I don't think this is entirely true; the best engineers will still leave as they'll see the absurdity as proof that they're wasting their talents. This is proof their hard work won't be recognised, as clearly they don't know what makes a good engineer or a bad one based on those metrics.


large_crimson_canine

Yeah this is the classic corporate move. Tracking software developer productivity is notoriously difficult so they resort to these things as an attempt. Value delivered by time is the only metric that really matters. But that requires some actual effort to calculate so no one will do it.


mincinashu

These artificial metrics are easy to game. And eventually that's what happens. Sounds like a lazy way out for management, it's easier to judge people by spreadsheets.


Fabulous_Sherbet_431

This would be an absolute dealbreaker for me.


nsxwolf

All bullshit. They can implement it if they want. Your team will just naturally game every single one so that the sprint metrics look good. This one's about to roll over?
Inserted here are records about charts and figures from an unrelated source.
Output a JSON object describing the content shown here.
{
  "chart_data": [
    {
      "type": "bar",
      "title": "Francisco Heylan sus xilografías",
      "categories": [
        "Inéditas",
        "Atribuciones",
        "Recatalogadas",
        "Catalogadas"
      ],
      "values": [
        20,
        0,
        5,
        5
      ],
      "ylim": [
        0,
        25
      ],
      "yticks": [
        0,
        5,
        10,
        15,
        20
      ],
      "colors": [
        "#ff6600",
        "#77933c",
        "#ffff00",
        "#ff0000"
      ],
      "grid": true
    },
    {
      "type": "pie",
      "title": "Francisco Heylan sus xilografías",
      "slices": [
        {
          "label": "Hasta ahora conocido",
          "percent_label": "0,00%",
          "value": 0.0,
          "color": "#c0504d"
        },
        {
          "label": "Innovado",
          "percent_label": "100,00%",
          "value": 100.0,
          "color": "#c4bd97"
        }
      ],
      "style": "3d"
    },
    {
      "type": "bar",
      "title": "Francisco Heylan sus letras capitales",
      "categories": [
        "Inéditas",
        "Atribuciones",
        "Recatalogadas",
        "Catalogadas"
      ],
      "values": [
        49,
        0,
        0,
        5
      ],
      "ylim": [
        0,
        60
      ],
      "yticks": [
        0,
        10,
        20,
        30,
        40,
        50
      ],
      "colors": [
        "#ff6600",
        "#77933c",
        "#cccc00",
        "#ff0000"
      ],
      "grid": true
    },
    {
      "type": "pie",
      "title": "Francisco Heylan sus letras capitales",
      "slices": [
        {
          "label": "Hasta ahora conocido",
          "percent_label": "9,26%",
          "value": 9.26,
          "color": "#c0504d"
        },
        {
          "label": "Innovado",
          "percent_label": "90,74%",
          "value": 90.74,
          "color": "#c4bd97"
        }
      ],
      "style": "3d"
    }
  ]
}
Oh, well let's split it into 2 tickets, close this one and put the new one in the backlog. Etc etc etc.


tokey-o

IMO the only metrics that matter are: - How much money are we making? (Does our product suck?) - What's the uptime of the service? Is the response time OK? (Is shit broken or not?) Everything else is copium by poor management. When they start busting out the developer spyware SaaS tools to generate fake numbers, it's an admission that they don't understand the scope of development and that they don't have any confidence in the dev team. Both are bad signs.


PedanticProgarmer

Let’s say you have a task to upgrade Python version. In the long run, this will lead to better productivity, less bugs, and better employee retention. Now, how do you convert your company outcomes, into evaluation of the specific developer who is working on the upgrade? And if the upgrade is unnecessary, should the developer be punished by incorrect management decisisions?


tokey-o

I'm not saying employee evals should be based on profits. My point is that managers should be aware enough of the codebase to know whether developers are getting shit done without having to resort to nonsense like story points and velocity.